Fig. 63b.—Left.—Top and bottom round. Right.—Round bone sirloin steak. Courtesy of Bureau of Publications, Teachers College.
For very complete and conveniently arranged tables giving the percentage composition, the food values per pound and per ounce, the weight and nutrients of the 100-Calorie portions of all the important meats and other food materials as well, see Rose’s “Laboratory Handbook for Dietetics.”
Dangers from meat.—Three dangers from meat must be recognized; (1) animal parasites, such as the trichina sometimes found in pork, (2) poisons developed in the meat by bacteria when it is kept too long or without sufficient refrigeration, this danger being recognized as ptomaine poisoning, (3) bacteria, sometimes present in meat, which are directly injurious to man and which are now held to be the cause of most of the sickness commonly attributed to ptomaine poisoning. Government protection must be given us here, but the housekeeper too has a responsibility. If the raw meat has failed to receive proper inspection, we can protect ourselves by cooking the meat to a degree that will kill any parasite present. For this reason meat should not be served that looks raw or too underdone. The cooked meat should be pink rather than red.

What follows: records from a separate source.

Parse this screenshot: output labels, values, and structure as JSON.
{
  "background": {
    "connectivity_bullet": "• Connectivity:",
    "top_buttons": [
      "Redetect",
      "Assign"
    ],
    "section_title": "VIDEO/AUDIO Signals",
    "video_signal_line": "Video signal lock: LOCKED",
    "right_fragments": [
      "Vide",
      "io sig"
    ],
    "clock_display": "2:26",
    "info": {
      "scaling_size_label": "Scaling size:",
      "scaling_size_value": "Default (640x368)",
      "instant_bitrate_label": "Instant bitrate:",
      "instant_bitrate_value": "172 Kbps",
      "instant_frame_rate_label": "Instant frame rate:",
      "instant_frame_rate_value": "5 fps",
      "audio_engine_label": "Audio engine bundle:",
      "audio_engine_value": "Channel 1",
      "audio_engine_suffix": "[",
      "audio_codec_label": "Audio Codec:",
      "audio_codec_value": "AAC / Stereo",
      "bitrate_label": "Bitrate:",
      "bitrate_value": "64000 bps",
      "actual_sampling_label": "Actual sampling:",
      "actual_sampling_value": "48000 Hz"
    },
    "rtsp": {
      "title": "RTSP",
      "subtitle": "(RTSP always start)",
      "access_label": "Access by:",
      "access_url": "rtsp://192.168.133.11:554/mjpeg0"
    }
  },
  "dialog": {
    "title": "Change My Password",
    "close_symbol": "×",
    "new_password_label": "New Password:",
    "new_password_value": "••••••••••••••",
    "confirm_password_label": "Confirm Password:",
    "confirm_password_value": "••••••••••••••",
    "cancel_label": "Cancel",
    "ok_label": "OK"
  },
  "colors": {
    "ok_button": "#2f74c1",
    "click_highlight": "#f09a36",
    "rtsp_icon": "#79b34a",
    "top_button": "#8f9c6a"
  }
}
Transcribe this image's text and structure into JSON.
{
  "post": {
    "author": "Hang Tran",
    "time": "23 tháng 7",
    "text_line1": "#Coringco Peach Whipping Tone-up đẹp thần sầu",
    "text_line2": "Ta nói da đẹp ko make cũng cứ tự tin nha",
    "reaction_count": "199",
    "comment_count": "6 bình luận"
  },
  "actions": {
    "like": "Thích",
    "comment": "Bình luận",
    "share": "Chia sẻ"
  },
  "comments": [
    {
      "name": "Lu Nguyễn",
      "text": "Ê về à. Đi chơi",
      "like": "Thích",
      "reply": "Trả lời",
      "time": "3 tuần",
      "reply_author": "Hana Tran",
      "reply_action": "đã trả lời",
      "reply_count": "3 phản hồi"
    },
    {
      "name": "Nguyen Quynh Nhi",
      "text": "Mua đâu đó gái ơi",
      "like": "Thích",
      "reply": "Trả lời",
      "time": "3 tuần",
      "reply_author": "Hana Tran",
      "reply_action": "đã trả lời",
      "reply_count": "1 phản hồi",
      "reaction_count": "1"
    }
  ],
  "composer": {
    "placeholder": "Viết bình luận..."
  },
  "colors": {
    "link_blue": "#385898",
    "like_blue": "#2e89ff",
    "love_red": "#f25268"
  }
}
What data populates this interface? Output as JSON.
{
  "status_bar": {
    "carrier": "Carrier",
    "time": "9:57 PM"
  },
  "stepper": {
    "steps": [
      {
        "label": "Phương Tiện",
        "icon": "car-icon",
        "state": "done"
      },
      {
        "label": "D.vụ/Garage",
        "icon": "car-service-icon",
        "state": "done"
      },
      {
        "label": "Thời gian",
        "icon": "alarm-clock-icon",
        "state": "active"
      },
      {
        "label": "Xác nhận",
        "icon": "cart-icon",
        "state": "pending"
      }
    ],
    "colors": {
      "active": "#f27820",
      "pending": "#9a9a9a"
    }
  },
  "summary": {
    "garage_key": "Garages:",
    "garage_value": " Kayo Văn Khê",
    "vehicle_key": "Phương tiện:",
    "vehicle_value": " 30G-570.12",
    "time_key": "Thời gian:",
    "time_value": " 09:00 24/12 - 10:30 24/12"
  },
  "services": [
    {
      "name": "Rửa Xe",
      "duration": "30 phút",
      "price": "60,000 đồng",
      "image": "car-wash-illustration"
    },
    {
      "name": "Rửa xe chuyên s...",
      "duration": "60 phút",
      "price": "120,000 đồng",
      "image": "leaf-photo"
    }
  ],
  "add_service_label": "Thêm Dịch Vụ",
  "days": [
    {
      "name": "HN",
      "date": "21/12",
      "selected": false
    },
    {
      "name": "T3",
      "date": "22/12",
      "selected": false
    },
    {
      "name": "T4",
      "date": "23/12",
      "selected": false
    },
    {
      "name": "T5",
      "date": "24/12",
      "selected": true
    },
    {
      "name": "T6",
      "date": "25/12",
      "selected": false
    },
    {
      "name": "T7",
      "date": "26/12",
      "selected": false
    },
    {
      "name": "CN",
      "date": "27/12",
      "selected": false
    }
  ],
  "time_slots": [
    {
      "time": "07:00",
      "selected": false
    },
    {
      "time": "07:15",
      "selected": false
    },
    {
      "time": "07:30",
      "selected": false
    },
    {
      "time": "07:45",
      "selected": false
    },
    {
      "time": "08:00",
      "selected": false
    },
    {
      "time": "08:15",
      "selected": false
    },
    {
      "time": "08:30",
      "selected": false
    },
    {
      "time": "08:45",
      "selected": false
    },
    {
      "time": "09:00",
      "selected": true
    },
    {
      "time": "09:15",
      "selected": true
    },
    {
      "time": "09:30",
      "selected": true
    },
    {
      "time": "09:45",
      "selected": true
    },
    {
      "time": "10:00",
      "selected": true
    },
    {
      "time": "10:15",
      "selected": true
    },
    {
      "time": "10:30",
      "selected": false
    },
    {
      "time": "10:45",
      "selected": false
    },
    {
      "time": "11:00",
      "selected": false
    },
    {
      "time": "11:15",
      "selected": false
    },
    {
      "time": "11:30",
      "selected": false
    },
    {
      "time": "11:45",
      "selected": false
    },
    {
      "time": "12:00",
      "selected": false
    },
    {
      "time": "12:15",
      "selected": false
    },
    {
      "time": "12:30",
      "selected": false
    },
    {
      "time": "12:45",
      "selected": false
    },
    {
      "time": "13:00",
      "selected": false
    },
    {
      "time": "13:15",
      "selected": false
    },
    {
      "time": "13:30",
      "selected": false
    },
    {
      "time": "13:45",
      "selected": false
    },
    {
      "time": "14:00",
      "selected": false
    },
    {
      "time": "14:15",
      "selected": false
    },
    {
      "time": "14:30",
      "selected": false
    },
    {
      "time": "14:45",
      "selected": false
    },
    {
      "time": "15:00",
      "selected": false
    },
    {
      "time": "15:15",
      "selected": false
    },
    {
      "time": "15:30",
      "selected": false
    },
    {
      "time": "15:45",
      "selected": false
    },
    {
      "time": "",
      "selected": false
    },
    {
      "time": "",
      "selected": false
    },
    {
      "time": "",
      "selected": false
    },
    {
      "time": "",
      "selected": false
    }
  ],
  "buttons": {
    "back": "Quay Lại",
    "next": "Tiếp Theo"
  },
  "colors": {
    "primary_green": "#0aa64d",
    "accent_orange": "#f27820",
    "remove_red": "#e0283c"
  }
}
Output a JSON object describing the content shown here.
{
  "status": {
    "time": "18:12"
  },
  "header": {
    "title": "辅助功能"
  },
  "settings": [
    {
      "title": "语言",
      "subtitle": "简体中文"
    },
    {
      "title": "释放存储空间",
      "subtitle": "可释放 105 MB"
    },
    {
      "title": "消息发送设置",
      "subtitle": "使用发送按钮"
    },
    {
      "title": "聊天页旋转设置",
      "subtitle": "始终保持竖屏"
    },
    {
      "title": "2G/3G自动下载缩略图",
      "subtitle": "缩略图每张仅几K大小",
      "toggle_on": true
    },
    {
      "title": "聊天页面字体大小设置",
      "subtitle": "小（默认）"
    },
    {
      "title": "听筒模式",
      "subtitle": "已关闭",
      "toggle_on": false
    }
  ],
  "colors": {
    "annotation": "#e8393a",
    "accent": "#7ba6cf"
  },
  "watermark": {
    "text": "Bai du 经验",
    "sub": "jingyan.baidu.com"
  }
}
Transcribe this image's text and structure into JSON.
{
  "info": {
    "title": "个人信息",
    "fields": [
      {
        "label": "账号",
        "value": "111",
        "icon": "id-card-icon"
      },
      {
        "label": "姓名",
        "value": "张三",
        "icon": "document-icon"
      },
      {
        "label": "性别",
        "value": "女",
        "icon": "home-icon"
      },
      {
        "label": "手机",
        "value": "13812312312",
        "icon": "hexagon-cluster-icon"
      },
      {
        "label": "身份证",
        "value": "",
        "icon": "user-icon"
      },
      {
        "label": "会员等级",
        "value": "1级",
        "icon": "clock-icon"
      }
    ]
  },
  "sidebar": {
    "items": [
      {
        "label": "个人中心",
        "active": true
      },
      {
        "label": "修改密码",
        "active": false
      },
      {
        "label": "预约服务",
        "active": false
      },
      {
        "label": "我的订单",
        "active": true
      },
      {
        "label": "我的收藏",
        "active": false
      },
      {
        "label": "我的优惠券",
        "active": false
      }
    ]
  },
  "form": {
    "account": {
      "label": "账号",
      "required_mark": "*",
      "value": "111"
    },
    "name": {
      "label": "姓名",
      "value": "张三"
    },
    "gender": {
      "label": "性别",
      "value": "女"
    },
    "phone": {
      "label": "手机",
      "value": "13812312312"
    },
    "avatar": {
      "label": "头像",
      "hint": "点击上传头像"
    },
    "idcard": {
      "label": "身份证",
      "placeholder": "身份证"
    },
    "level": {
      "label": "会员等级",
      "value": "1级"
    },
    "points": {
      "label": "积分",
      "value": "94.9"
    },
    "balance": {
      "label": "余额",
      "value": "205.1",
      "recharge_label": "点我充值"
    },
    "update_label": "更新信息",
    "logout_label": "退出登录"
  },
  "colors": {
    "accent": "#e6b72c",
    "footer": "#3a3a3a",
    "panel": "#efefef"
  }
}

Meat poisoning may be avoided in the first place by exercising great care in regard to the odor of meat. Meat may hang to “ripen,” as the butchers say, but one must learn to distinguish between the odor of properly ripened meat, and that of even slightly tainted meat. Quite as important is the rapid cooling of meat, poultry, fish, and soups that are not to be used at once. Cases of digestive disturbance and even actual poisoning sometimes occur when underdone meat, especially lamb, veal, or poultry, remains warm overnight.
Fig. 64.—Composition of meats.
The effect of heat upon meat.—The fat of meat is melted by heat. The meat fiber shrinks and hardens
with intense heat; on the other hand it softens at a temperature somewhat below the boiling point of water. The structure of the muscle must be studied further in order to make the principles of cooking perfectly clear. If you think of the structure of the muscle cell as somewhat resembling the structure of an orange, you can picture quite clearly what happens under different conditions. Open a section of orange and separate some of the single cells. These may represent the muscle cells of meat that can be seen only under the microscope. If you cut across one of these tiny cells, the contents will escape, and this is what happens when the muscle cells are cut across. Then, too, if the muscle is heated, the juices will pass through the membrane of the cell, and this happens, too, if the meat is put into cold water. The substances in the juices of the meat which are not coagulated by heat are called the extractives, because they can be extracted by hot water. The most valuable protein matter remains behind in the muscle cell, however. Among these proteins are those known as meat albumin, and this behaves in cooking very much as does the white of egg,—that is to say, it coagulates.